Updated: Jun 23, 2022
By Amy Cranston
The tennis world is abuzz with anticipation as players and fans alike get ready for the 2022 Wimbledon Championships. Since 1877, top players have battled it out on the outdoor grass courts of the All England Club. This year's championships are the second annual return of the long-standing tradition since its brief cancellation in 2020 and will be held from June 27 to July 10.
The event isn't the only return happening. Serena Williams has just been announced as a surprise wild-card entry into this year’s tournament. Counting seven Wimbledon titles and 23 Grand Slam championships, Williams has been ranked the singles world #1 by the Women's Tennis Association for 319 weeks.
As a legend in the field, her Wimbledon announcement has taken the world by storm. The question instead is, is Wimbledon ready for her comeback?
Prioritizing her health
Serena Williams had to withdraw from tennis after injuring her right leg when she slipped on Wimbledon’s Center Court grass. This was during the first set of her first-round match against Aliaksandra Sasnovich, at Wimbledon in late June 2021.
The torn hamstring needed time to recover and Williams was unable to return to the U.S. Open last August 2021, citing the need to heal completely as advised by her medical team. Patrick Mouratoglou, Williams’s coach, noted that she did everything she could but that the risk of a permanent long-term injury was too great. For that reason, Williams opted out of the 2022 Australian Open as well.
Williams wasn’t doing anything during that period, however, like other athletes, she had to see physical therapists in order to mitigate any sudden hamstring strain or relapses during her road to recovery. The tennis star has worked her way back up and was seen on Instagram in October 2021 practicing her strokes despite restricted movement.
Working on herself
While never too far from tennis, Williams has been dabbling in business during her break.

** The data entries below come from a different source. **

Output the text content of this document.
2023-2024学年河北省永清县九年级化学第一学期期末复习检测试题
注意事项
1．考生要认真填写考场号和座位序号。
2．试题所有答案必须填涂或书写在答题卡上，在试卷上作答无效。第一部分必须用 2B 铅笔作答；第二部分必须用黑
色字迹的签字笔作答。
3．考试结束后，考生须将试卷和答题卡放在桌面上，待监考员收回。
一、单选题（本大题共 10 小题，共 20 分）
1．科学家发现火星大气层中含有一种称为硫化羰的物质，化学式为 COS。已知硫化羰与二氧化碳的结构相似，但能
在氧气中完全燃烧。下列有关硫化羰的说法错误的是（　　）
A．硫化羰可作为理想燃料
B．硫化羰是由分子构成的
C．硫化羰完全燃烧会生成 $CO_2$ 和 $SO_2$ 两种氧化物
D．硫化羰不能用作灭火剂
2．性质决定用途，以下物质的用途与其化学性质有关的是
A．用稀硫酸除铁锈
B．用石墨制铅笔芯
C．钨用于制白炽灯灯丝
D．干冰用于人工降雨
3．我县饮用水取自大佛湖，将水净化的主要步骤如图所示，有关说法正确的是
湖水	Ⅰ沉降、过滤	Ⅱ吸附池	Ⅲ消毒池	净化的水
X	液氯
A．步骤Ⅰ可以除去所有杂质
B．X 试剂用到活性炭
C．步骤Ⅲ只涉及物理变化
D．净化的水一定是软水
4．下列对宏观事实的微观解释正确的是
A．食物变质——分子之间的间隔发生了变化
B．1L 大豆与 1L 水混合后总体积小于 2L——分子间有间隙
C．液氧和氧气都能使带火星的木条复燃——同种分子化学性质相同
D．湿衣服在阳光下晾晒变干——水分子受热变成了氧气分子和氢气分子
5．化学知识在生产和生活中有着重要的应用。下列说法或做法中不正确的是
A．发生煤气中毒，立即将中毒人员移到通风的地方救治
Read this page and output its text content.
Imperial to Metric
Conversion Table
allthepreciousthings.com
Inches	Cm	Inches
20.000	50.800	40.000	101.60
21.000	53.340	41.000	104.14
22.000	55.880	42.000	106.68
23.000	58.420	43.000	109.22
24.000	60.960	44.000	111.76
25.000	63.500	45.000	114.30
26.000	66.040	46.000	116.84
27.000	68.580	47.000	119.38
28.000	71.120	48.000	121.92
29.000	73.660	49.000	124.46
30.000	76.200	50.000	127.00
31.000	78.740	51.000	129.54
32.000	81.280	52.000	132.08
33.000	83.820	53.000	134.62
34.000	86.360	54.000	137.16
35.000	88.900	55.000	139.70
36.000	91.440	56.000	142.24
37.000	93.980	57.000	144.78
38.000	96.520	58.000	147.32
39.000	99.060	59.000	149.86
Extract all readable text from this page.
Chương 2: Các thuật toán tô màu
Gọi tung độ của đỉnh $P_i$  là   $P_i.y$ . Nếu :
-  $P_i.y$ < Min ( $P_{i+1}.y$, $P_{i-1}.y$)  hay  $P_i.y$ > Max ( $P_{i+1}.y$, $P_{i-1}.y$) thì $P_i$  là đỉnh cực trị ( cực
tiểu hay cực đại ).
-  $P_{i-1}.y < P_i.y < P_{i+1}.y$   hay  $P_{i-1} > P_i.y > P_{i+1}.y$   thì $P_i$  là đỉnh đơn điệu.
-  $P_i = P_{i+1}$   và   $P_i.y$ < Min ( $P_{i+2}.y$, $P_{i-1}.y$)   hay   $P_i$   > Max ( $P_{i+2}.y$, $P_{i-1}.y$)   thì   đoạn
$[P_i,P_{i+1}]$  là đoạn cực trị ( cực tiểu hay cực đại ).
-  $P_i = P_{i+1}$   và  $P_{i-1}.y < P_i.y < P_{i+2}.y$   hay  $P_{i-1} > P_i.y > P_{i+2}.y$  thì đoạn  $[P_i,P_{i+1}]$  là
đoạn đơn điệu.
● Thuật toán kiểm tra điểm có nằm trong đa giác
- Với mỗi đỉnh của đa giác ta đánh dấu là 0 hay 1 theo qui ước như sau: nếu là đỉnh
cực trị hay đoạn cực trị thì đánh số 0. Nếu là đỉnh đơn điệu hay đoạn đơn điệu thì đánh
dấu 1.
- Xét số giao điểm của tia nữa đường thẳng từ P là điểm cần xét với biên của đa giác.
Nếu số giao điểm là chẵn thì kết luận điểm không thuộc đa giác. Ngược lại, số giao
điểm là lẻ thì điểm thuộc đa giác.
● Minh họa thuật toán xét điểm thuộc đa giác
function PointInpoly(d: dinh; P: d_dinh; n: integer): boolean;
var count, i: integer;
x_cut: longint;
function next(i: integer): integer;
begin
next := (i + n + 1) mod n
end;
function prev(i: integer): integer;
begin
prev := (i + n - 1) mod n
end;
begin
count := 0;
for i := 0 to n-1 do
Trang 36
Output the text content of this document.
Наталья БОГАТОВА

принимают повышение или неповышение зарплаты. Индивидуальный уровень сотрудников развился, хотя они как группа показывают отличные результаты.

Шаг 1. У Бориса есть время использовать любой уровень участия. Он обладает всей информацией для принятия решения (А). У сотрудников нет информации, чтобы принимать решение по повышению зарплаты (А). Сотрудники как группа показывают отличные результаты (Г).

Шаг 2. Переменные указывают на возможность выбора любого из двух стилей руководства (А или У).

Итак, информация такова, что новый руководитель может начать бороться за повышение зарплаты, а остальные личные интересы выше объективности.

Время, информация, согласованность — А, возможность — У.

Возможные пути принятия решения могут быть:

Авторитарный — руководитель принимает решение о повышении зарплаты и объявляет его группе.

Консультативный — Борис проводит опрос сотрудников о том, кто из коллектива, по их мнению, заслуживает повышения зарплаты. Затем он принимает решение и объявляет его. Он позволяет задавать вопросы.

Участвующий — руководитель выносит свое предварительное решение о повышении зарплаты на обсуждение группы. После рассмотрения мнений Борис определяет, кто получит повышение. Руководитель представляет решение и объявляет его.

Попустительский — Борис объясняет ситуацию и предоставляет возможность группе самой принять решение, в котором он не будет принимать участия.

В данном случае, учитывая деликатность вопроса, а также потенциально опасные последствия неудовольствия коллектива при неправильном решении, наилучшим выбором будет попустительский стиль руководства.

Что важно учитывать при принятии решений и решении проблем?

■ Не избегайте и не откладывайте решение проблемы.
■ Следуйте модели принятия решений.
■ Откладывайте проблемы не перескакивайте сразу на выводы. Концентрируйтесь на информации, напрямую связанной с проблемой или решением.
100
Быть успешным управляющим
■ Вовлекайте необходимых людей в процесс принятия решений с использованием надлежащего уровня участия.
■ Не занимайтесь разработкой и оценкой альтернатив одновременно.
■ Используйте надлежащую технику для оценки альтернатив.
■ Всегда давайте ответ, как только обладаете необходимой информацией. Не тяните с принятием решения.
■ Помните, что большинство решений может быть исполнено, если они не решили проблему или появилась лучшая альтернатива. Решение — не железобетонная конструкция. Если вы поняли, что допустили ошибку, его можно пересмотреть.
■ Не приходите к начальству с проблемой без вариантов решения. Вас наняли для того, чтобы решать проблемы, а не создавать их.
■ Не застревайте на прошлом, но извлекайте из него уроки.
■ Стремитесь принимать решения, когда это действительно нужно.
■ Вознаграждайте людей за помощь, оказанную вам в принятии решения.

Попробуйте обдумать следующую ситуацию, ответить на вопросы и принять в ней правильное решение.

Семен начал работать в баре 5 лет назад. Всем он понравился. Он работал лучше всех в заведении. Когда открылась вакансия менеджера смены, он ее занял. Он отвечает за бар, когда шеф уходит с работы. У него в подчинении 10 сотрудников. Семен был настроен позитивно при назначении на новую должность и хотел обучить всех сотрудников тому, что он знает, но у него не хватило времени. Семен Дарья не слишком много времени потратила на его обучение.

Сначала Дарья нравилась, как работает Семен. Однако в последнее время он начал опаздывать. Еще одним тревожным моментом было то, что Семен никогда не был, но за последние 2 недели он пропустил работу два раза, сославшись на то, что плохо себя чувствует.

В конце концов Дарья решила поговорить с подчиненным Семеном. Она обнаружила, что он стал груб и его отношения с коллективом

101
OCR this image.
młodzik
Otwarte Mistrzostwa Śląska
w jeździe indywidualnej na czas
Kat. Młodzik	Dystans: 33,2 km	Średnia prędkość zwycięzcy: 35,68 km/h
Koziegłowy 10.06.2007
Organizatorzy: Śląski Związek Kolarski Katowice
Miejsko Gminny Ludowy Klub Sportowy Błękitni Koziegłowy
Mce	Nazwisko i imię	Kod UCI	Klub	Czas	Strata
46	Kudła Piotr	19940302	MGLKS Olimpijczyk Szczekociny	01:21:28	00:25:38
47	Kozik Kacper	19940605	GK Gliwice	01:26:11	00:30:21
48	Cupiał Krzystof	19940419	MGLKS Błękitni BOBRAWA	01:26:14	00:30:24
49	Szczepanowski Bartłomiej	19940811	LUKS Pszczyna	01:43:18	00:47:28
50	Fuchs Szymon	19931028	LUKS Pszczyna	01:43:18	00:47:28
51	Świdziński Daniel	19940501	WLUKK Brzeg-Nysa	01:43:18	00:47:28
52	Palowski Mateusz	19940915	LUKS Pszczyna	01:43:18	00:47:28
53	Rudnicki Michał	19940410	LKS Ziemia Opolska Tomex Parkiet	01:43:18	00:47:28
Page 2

Always chasing after success, the female legend invested a seven-figure sum into sports marketing technology startup OpenSponsorship (OS), which invited her to join investors such as David Blitzer who is already onboard.
OS signs athletes to work directly with brands and sports marketing analysts on certain campaigns. As the industry continues its widespread digitalization, sports marketing analysts play increasingly crucial roles in modern sports with the sports technology market size expected to grow to $24.56 billion by 2026. This sustains the sports industry while keeping the activity entertaining and beneficial for both athletes and sports fans, which bodes well for Williams' investment.
Williams’ time off the court has certainly been fruitful for her and the industry. However, it remains to be seen whether this is enough for her to snatch back the Wimbledon crown.
Winning the game
With Williams hitting 40 years of age and coming from a year-long layoff, fans are skeptical of her chances. She has nothing to prove when it comes to her legacy. However, Wimbledon would be considered her best chance of claiming a 24th Grand Slam singles crown to equal Margaret Court’s all-time record.
Listed at +1500, FOX Bet has Williams as the sixth-best odds to win Wimbledon. At +2300, FanDuel offers long odds a 23-1. This is a reasonable prediction considering her sabbatical, which was long enough for fans to have questioned the possibilities of retirement. However, Williams could prove them wrong if she makes it all the way to Centre Court.
Sleepers have won this event with some frequency — Sofia Kenin with 66-1 odds in 2020 and Angelique Kerber at +3300 in 2016. Whether or not the same could be said for Serena Williams, we can bet that fans around the world are excited to see her on the court again.